Tuesday, October 29, 2013

Where We've Been

A year and a half ago, the staff and students of Cal Christian Fellowship found themselves asking questions like:

What is our purpose on this campus? 
Is our only goal to get a piece of the Christian pie (i.e., find as many Christian freshmen to join our club as possible)? 
Is there more that God wants to do in and through our community?
What would it look like if we believed and pursued the "more" that God has for us?

God gave them scripture verses that guided the discernment process: the Tower of Babel in Genesis 11, and the call of Abram in Genesis 12. Students saw themselves as the people building the tower of Babel, laboring to have something to show for themselves, something that can protect them and serve as a sign of their significance. They want to "make a name for themselves."

In the competitive environment of Cal, students are under pressure to perform well academically, score prestigious internships and jobs, and pursue extracurricular activities that will look good on resumes. But the very things that seem to promise joy and peace and fulfillment in the future bring much anxiety, guilt, and sadness in the present. The promise of a tower to protect their lives actually binds them to the smallness of what they can see and build with their own hands. It becomes a prison.
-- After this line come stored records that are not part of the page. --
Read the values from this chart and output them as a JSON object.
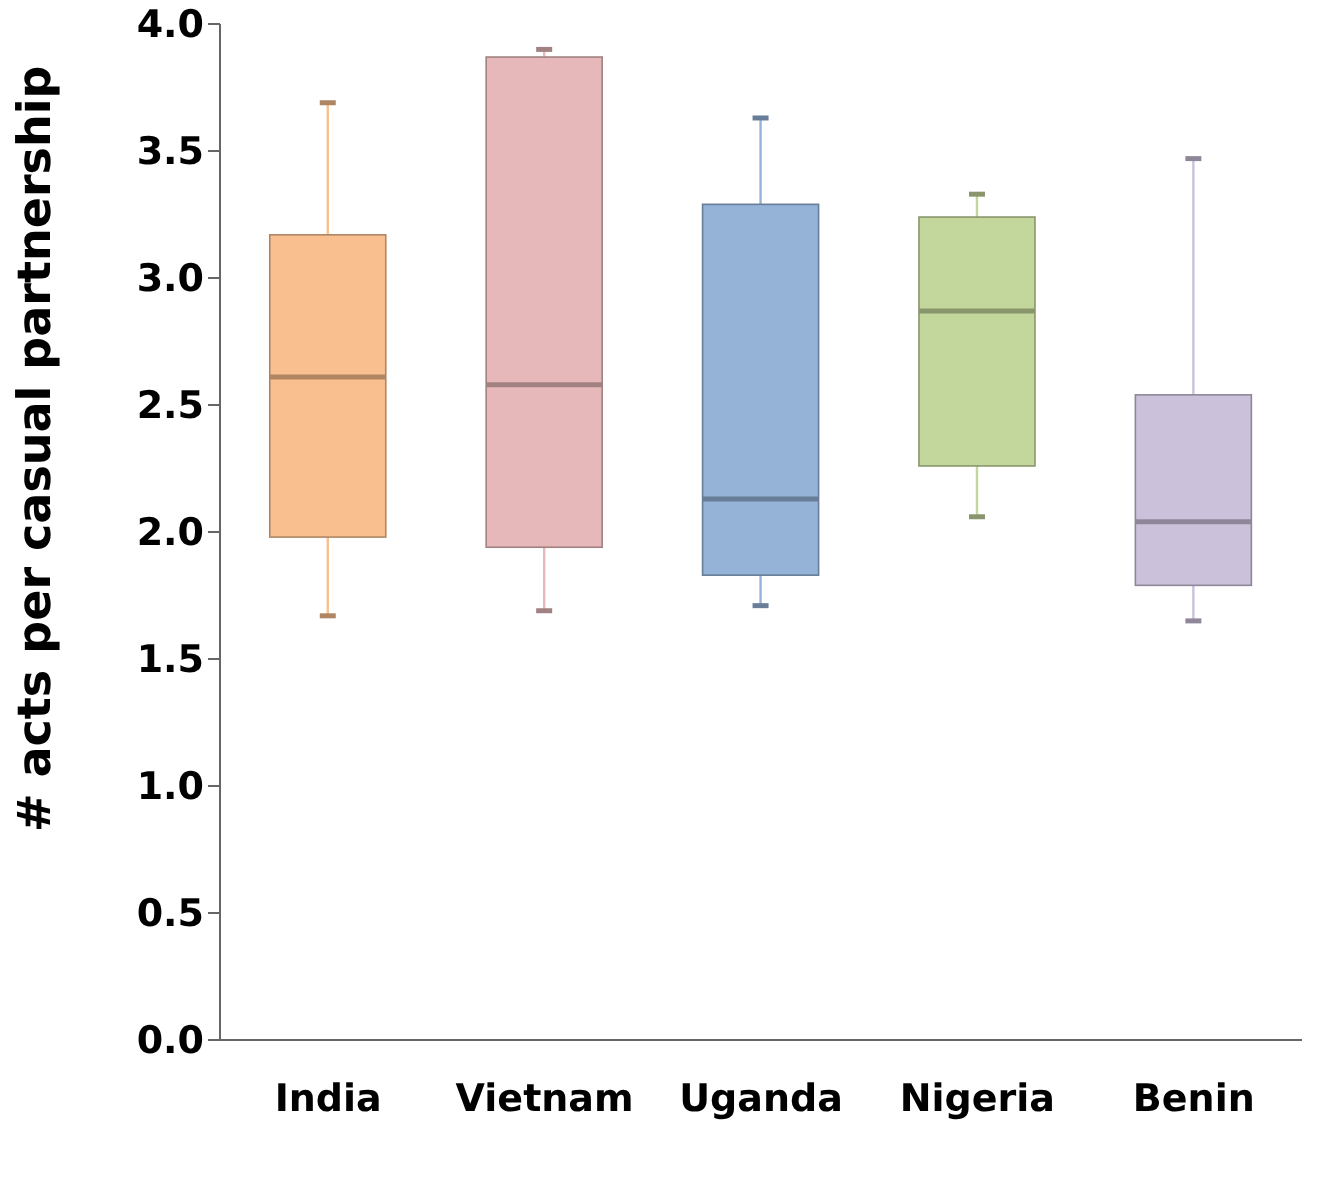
{
  "chart_data": {
    "type": "box",
    "ylabel": "# acts per casual partnership",
    "categories": [
      "India",
      "Vietnam",
      "Uganda",
      "Nigeria",
      "Benin"
    ],
    "boxes": [
      {
        "low": 1.67,
        "q1": 1.98,
        "median": 2.61,
        "q3": 3.17,
        "high": 3.69
      },
      {
        "low": 1.69,
        "q1": 1.94,
        "median": 2.58,
        "q3": 3.87,
        "high": 3.9
      },
      {
        "low": 1.71,
        "q1": 1.83,
        "median": 2.13,
        "q3": 3.29,
        "high": 3.63
      },
      {
        "low": 2.06,
        "q1": 2.26,
        "median": 2.87,
        "q3": 3.24,
        "high": 3.33
      },
      {
        "low": 1.65,
        "q1": 1.79,
        "median": 2.04,
        "q3": 2.54,
        "high": 3.47
      }
    ],
    "colors": [
      "#f9bf8f",
      "#e6b8b9",
      "#95b3d7",
      "#c3d69b",
      "#ccc1da"
    ],
    "ylim": [
      0,
      4
    ],
    "yticks": [
      {
        "value": 0,
        "label": "0.0"
      },
      0.5,
      {
        "value": 1,
        "label": "1.0"
      },
      1.5,
      {
        "value": 2,
        "label": "2.0"
      },
      2.5,
      {
        "value": 3,
        "label": "3.0"
      },
      3.5,
      {
        "value": 4,
        "label": "4.0"
      }
    ],
    "grid": false,
    "legend": false
  }
}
In Genesis 12, we see God promising to make Abram's name great. Abram sets out, journeying in stages, in pursuit of this promise. Along the way, he builds altars. We've been asking what it could look like to build altars testifying to God's faithfulness in different campus communities instead of towers that testify to our own fear and pride.

This sounds awesome, but it's a lot harder to put it into practice. How much has the mentality of "perform according to external standards" influenced the ways staff and students alike have approached their ministries? It goes pretty deep, we discovered during a session in which we asked students to brainstorm a document of communal commitments that they could sign.

This conversation turned into a tense discussion about how we wanted to enforce attendance/timeliness at meetings. A minor issue suddenly seemed very important, with strong opinions on both sides. We realized that we had come into the conversation with a few assumptions:

-This group is subject to rules that are placed on individuals from "the outside".
-These rules define what is allowed and what is not.
-In other words, membership is contingent on meeting these expectations.

Then we reframed the conversation to be an answer to the question, "What kind of community would we like to be part of? What values would that community live out, and how might that look? What kind of meeting would we want to go to?"

This is an example of how we are learning how to approach our endeavors differently. It's a process that requires us not just to be thoughtful, but also to be willing to ask questions when we get uncomfortable--and willing to hear the answers.